Four-star general, former U.S. Secretary of State, National Security Adviser, Commander of the U.S. Army Forces Command and Chairman of the Joint Chiefs of Staff counted simplicity as one of his eighteen rules for effective leadership:
“Great leaders are almost always great simplifiers, who can cut through an argument, debate and doubt, to offer a solution everyone can understand.” —Michael Korda
“Effective leaders understand the KISS principle, or Keep It Simple Stupid,” suggests General Collin Powell. “They articulate vivid overarching goals and values, which they use to drive daily behaviors and choices among competing alternatives. Their visions and priorities are lean and compelling, not cluttered or buzzword-laden. Their decisions are crisp and clear, not tentative and ambiguous. They convey an unwavering firmness and consistency in their actions, aligned with the picture of the future they pain. The result? Clarity of purpose, credibility of leadership, and integrity of organization.”

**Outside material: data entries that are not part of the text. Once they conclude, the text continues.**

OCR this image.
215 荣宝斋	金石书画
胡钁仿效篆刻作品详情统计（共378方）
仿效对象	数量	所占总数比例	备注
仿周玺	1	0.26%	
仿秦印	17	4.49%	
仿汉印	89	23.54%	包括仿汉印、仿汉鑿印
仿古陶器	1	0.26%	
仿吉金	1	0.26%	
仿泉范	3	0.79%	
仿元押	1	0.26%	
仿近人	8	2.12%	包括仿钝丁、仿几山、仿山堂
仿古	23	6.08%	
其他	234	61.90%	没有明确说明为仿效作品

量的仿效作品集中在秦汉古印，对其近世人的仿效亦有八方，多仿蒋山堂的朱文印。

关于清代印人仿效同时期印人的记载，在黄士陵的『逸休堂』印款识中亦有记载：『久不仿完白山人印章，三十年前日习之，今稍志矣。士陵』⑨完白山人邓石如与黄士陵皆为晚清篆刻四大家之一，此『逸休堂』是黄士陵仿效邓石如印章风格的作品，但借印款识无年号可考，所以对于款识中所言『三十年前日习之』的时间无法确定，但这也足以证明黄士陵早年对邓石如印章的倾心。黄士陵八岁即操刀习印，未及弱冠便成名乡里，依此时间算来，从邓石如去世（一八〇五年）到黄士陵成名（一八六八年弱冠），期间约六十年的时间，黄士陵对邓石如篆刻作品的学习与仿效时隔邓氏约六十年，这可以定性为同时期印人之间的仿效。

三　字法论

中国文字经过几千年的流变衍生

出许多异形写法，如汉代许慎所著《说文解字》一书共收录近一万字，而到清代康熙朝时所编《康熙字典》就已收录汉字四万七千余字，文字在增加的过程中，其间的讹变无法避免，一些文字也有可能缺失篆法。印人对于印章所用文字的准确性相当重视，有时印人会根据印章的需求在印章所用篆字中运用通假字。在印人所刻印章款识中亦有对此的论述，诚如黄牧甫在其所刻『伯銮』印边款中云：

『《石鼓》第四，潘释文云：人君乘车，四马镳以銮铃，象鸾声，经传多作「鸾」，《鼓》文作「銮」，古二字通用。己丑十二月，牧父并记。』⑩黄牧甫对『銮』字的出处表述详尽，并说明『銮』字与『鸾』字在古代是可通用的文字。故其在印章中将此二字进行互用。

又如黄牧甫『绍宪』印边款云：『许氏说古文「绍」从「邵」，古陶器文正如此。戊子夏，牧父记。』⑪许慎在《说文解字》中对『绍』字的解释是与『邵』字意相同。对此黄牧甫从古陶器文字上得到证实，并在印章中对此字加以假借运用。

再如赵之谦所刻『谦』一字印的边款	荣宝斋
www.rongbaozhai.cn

There are a few reasons I think keeping things as simple as possible is important:
- It makes high-level objectives accessible to the project team
- It keeps everyone focused on the things that are the most important
- It protects everyone on the team (including stakeholders and sponsors) from getting bogged down in distracting minutia
In my opinion, successful projects share straightforward objectives that are simple to identify. If the project plan is so complex that it obscures the objectives, it might be time to rethink the plan, because it isn’t likely to succeed.
What do you do to keep things as simple as possible?